Gemstones are cut and crafted in a variety of different fashions and shapes. Most commonly the surface of the gem is cut into numerous flat faces, which are known as facets. The number and shape of these facets gives the gem its style of cut.
The way in which a stone is cut will be done so with colour, clarity and weight in mind and this will differ for each gemstone.
The aim of every process of cutting a gem is to retain its weight and create the maximum level of brightness and sparkle. As each gemstone is a different natural shape with different levels of natural inclusions or imperfections the way in which it is cut to create maximum sparkle and brilliance will vary.
Whilst there are several different cuts used for different stones all of these are mathematically calculated to ensure that the maximum amount of light is reflected and refracted through the stone.

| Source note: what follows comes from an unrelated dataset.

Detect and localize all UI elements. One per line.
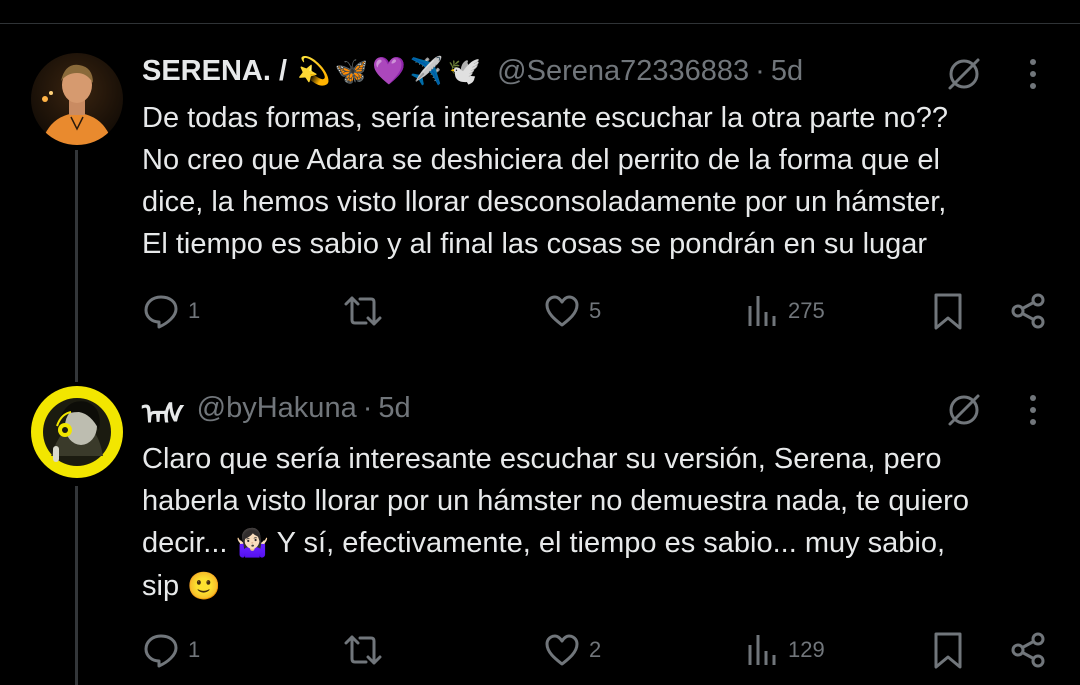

Different Types of Gemstone Cuts
The Brilliant Cut
The most popular cut for diamonds and other gemstones is the brilliant cut. This particular cut creates the brightest sparkle as light is most effectively reflected through the face of the stone giving it fire and brilliance. Brilliant cuts are most commonly round but variations include oval, pear shape, marquise and boat shape.
Marcel Tolkowsky – inventor of the mathematical formula responsible for the round brilliant cut. The most popular cut for diamonds which gives the maximum level of light reflection and therefore the greatest radiance and brilliance from diamonds.
The step cut is most usually reserved for coloured stones. Step cuts are comprised of a square of table facet with parallel rectangular facets. Sometimes the corners of the stones are removed as in the case of emerald cuts. Step cuts include, but are not limited to emerald, square, octagonal and oval cuts.
True to their name mixed cuts are generally a mixture of brilliant cuts and stepped cuts. The crowns of the stone are brilliant cut whilst the pavilions which are below the girdle are step cut. Sapphires and rubies are commonly crafted into mixed cuts. The cuts include traditional mixed cuts and cushion cuts.
Fancy cuts come in an array of different shapes ranging from heart shaped to marquise, triangle, kite shaped and more. Fancy cuts are sometimes created to best enhance a flawed or irregularly shaped gem but they are also used for style reasons and often to highlight particularly rare gemstones.